In unserem Beitrag über das koreanische Schulsystem haben wir versucht, einen Einblick in das das durch einen hohen Leistungsdruck geprägte Leben von koreanischen Schülern und Studenten zu geben. Aber wie geht es nach der Schule und dem Studium weiter? Wie arbeiten Koreaner? Laut Erhebungen der OECD ist Korea weltweit eines der Länder, in dem die Menschen die meisten Stunden täglich arbeiten – Ist das wirklich so und welche weiteren Herausforderungen und Besonderheiten bringt das Arbeiten in Korea mit sich? Im folgenden Interview mit der südkoreanischen Autorin unseres Korea Blogs chingufreunde soll ein authentischer Einblick in die koreanische Arbeitswelt gegeben werden.
Hallo, bevor du in Deutschland begonnen hast, zu studieren und zu arbeiten, konntest du bereits Arbeitserfahrung in Südkorea sammeln. In welchen Jobs warst du tätig?
Ich habe ein einjähriges Praktikum in der südkoreanischen Nationalversammlung (Parlament) absolviert. Dort habe ich im Büro eines Abgeordneten gearbeitet. Während meines Studiums habe ich außerdem in verschiedenen Nebenjobs gearbeitet (z.B. in einem Cafe).
Südkorea ist für lange Arbeitszeiten und viele Überstunden bekannt. Wie sahen deine Arbeitszeiten in Korea gewöhnlich aus?
Die reguläre Arbeitszeit umfasste 8 Stunden und ging von 9 bis 18 Uhr (von 12 bis 13 Uhr gab es eine Stunde Mittagspause). Überstunden waren die Regel – mindestens dreimal pro Woche. Meistens bin ich dann erst um 19 Uhr und in besonders arbeitsintensiven Phasen erst um 20 oder 21 Uhr nach Hause gegangen (z.B. in politisch heiklen Phasen).
Welchen deiner Jobs in Korea hast du am härtesten empfunden?

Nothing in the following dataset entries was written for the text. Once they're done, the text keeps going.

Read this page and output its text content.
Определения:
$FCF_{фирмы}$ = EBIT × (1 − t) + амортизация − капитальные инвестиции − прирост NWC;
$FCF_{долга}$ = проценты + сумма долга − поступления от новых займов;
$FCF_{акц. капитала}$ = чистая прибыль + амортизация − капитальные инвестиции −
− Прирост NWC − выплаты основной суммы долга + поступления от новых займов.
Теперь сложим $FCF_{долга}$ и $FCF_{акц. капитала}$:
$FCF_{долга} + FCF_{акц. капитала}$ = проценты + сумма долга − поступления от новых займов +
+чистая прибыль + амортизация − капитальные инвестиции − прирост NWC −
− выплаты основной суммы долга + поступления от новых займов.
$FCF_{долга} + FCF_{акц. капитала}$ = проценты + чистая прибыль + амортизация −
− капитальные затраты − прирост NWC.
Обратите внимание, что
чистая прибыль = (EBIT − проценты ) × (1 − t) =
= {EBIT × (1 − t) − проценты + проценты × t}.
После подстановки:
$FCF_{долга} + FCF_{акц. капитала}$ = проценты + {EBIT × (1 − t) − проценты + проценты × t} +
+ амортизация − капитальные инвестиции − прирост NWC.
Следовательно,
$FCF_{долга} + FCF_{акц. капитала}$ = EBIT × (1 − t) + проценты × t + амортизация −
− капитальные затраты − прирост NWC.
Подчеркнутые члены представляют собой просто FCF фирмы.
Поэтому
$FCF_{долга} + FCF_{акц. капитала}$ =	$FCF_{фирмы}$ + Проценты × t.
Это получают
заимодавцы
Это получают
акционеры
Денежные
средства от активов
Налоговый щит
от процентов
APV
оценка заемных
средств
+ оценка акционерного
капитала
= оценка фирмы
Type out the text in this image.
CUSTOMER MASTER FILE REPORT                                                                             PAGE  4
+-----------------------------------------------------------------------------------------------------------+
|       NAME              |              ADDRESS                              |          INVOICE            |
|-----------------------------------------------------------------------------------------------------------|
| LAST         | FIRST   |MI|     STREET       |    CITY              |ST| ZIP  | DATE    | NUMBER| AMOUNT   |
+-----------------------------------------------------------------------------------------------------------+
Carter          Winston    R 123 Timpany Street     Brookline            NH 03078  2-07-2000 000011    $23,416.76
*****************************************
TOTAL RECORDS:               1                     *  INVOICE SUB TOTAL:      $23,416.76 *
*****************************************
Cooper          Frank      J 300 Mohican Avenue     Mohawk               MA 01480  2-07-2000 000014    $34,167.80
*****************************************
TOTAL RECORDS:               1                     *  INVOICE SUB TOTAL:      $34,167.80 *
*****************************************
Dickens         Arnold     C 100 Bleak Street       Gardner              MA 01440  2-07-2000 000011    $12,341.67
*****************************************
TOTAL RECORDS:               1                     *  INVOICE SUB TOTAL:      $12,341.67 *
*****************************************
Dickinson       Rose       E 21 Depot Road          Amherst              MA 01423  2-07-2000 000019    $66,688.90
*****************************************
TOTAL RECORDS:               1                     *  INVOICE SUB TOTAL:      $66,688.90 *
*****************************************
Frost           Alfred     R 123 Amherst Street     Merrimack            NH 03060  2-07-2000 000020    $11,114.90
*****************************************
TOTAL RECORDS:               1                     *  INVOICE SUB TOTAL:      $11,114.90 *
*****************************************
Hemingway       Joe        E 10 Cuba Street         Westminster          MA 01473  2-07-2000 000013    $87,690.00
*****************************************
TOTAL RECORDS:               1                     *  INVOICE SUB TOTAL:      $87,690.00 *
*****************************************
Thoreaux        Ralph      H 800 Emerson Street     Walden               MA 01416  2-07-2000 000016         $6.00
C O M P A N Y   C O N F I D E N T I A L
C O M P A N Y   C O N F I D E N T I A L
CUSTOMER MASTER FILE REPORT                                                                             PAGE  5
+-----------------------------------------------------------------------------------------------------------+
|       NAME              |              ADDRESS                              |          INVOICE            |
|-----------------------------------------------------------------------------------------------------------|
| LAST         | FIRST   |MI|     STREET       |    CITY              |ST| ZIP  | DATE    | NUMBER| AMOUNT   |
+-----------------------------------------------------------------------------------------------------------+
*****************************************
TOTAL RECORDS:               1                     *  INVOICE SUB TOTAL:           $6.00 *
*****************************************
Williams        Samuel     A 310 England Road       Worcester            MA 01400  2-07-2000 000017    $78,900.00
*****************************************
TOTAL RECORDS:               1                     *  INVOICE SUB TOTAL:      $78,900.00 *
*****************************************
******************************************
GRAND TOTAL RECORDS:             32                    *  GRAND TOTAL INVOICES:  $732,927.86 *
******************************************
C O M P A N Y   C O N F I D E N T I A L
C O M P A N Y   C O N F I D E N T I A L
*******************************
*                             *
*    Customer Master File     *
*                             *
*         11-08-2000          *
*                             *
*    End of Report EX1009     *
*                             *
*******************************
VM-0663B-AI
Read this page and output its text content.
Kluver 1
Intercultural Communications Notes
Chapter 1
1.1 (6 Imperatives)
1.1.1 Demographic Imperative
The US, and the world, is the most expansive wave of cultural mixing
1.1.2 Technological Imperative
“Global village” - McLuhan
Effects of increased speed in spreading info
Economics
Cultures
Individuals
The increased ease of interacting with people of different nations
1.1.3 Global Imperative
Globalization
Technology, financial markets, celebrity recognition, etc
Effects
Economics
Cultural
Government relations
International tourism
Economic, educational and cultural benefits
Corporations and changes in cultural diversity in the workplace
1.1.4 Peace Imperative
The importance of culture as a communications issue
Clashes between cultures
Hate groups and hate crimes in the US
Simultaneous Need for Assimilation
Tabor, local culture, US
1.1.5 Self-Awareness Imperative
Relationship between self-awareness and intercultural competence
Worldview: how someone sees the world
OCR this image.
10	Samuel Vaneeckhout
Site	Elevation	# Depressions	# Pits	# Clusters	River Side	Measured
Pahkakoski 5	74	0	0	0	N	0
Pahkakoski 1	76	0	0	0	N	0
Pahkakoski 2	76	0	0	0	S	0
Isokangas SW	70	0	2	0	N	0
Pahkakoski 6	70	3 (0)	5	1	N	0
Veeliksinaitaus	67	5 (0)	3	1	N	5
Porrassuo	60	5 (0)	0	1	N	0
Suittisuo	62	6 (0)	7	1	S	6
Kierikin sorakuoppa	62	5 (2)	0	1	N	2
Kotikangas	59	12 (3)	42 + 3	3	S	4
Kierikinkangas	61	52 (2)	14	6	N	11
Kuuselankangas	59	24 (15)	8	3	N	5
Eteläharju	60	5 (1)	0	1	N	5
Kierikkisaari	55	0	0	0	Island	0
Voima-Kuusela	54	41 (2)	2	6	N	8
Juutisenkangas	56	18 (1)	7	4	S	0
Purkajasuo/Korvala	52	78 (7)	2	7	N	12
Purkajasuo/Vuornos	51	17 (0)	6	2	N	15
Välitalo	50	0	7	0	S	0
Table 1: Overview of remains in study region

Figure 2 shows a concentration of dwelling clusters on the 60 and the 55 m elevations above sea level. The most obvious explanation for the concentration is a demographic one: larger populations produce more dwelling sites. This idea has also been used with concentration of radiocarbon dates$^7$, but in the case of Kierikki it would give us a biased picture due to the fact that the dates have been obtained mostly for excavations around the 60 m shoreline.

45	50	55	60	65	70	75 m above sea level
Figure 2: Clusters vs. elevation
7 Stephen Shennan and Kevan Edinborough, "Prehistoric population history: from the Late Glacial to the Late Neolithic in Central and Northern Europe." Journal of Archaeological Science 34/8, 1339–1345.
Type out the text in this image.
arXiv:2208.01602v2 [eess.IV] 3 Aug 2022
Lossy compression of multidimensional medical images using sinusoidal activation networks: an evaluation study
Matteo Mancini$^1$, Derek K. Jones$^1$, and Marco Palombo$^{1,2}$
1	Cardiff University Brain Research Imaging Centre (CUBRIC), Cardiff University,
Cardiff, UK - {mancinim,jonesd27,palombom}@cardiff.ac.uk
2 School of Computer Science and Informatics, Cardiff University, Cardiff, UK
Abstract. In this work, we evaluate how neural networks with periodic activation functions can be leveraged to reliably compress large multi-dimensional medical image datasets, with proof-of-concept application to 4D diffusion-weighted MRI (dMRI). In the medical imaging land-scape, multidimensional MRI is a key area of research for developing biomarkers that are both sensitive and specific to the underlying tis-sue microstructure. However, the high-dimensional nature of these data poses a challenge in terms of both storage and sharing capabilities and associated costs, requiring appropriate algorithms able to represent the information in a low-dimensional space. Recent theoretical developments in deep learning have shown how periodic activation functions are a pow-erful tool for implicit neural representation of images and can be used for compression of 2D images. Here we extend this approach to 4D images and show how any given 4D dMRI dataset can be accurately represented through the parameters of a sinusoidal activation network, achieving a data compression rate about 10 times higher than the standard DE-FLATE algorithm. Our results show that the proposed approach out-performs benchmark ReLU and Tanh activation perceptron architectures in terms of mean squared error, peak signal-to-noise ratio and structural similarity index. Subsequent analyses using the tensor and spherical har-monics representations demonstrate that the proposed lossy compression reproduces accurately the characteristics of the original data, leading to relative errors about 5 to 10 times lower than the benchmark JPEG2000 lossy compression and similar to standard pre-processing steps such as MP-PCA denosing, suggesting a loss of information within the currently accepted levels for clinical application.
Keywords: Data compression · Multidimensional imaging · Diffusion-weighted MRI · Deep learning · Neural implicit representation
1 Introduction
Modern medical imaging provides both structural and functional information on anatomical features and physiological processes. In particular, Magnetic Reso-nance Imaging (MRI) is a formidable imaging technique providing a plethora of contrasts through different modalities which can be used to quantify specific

Definitiv meinen Job im südkoreanischen Parlament – dies hat unterschiedliche Gründe. Zunächst gab es unzählige Aufgaben, die zu erledigen waren. Hinzu kam das aktuelle Tagesgeschehen – bei politischen oder nationalen Krisen mussten wir schnell reagieren. Die Arbeit, die wir erledigten, betraf am Ende politische Angelegenheiten, wodurch ein zusätzlicher Druck entstand. Die Aufgaben, die ich übernahm, wurden überprüft und mussten nahezu fehlerfrei sein – dies war ich nicht gewohnt und erhöhte den Druck nochmal. Eine wichtige Fähigkeit für diesen Job war es, gute Texte schreiben zu können. Meine Texte mussten oft korrigiert werden, bis eine finale Version stand. In diesem Verlauf wurde ich häufig von meinem Boss stark kritisiert.
Von der Arbeit in Korea gibt es das Bild, dass die Mitarbeiter mit ihrem Boss noch für einen nächtlichen Drink in eine Bar gehen, was den sowieso schon langen Arbeitstag noch zusätzlich verlängert. Sind diese Trinkabende heutzutage noch normal und genießen die Beteiligten diese wirklich?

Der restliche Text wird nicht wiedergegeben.